Although Jeff Rossen’s sentence construction and mischaracterization of major former University issues are both highly off-putting, the most damningly unfortunate part of his report is that he mentions the lacrosse case at all. In fact, a number of media outlets who reported on Owen almost invariably linked the story with lacrosse, including the venerable New York Times. Though the instances share certain features and as a result might bring one another to mind, it’s not enough to warrant a retelling of an already tired story just for the sake of it. By tying the lacrosse case to any sex or lacrosse related story at Duke, the media keeps that story alive and, in some backwards way, fresh. It’s the news organizations that continue to stimulate any residual sensitivity that exists and then cyclically go on to underline that same sensitivity by highlighting it in tangentially related reports.

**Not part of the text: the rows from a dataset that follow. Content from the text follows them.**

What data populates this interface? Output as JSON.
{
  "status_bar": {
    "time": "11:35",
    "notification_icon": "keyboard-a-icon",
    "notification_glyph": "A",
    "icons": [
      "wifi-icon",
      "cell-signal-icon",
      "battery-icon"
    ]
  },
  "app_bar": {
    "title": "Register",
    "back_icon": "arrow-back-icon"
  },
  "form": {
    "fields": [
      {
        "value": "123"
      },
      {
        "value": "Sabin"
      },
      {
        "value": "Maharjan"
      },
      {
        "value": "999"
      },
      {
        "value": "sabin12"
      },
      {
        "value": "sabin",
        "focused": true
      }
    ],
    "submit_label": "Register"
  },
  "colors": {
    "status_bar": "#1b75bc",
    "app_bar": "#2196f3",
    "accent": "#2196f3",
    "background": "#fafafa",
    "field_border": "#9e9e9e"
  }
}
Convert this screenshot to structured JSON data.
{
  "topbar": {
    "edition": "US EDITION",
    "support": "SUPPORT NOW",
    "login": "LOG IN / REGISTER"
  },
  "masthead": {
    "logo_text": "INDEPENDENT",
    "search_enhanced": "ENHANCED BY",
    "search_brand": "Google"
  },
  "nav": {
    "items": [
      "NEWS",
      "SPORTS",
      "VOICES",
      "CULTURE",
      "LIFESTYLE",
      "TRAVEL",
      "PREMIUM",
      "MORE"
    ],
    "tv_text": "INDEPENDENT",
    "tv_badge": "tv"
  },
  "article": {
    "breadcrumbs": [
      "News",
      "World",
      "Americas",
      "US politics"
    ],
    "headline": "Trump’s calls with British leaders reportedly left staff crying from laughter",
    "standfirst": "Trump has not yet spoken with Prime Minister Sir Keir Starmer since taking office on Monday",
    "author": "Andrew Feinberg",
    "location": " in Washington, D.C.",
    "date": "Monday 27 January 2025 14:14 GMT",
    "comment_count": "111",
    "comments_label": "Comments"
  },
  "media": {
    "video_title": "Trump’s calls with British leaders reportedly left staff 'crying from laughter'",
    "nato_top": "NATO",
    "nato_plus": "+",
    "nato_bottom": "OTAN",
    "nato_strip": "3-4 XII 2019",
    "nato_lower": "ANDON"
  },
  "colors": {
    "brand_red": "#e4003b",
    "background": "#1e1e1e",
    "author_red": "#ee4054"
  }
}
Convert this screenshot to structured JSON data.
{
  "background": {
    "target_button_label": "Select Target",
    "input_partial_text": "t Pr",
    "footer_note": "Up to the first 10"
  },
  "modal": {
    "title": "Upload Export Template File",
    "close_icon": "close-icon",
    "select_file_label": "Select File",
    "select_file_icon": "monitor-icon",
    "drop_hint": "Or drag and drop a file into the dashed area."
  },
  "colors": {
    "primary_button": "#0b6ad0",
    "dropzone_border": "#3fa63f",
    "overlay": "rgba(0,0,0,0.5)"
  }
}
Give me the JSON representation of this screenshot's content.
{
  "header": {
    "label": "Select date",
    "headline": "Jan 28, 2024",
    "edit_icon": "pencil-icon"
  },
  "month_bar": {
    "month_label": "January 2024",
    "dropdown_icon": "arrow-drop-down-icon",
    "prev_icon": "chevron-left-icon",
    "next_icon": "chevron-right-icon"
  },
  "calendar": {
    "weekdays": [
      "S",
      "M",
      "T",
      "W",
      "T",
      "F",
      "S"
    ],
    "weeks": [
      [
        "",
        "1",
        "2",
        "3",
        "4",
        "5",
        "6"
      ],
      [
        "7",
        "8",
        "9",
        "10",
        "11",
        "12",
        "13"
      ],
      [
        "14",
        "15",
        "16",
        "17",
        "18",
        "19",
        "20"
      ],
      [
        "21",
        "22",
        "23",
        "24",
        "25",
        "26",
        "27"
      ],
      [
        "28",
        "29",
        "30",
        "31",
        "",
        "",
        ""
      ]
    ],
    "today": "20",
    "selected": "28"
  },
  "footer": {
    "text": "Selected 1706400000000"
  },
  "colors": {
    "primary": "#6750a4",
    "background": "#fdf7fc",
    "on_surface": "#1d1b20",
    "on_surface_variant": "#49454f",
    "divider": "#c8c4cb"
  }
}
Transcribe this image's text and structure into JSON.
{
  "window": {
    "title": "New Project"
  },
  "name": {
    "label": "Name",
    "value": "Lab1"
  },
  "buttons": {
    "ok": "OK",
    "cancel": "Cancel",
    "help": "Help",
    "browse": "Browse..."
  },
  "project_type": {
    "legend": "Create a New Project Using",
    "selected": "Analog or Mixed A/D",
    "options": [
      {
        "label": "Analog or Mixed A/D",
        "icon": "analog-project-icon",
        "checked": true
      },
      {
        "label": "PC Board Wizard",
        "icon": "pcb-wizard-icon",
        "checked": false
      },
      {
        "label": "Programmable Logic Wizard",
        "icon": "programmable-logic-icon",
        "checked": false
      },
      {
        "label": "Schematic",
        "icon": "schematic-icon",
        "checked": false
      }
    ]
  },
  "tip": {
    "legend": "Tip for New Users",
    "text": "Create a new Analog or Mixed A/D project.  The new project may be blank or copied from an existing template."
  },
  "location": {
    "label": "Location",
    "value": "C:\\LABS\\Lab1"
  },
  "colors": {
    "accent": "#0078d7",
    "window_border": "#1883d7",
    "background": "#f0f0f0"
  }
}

And it’s not just the recent NBC and New York Times reports either. Those who follow the school’s lacrosse team will recall the national semifinal game last year, in which the Blue Devils played the top-ranked Virginia Cavaliers. The game took place only weeks after Virginia midfielder George Huguely was accused of brutally murdering his ex-girlfriend Yeardley Love, inspiring lengthy discussions between game commentators on the similarities between the Duke and Virginia scandals. Never mind that one case involved the isolated and individual death of a young woman, and the other false allegations of rape that grew to unfairly incriminate an entire team; evidently, the fact that both involved lacrosse teams and some area of law were enough. And after Duke’s national championship victory two days later? Discussion after discussion of vindication for the class of super-seniors, finally successful after having been put to the test all those years ago.

None of this is to say that the team, as has been explained on countless occasions, was entirely innocent in its conduct on the night of the alleged incident, and it’s easy from a rational (not to mention cynical) standpoint to see why the case lingers around in the media. However, to continually bring it up in semi-related circumstances cheapens the issues that the case did raise, in addition to visiting an unfair stain upon a team that is at this point in time completely disassociated with the incident. It’s best to remember things like the Duke lacrosse case for their lessons without constantly revitalizing them for their cheap entertainment value.

Perhaps we never will hear the end of that story but, if we do, it cannot come soon enough.

Chris Bassil is a Trinity junior. His column runs every Friday.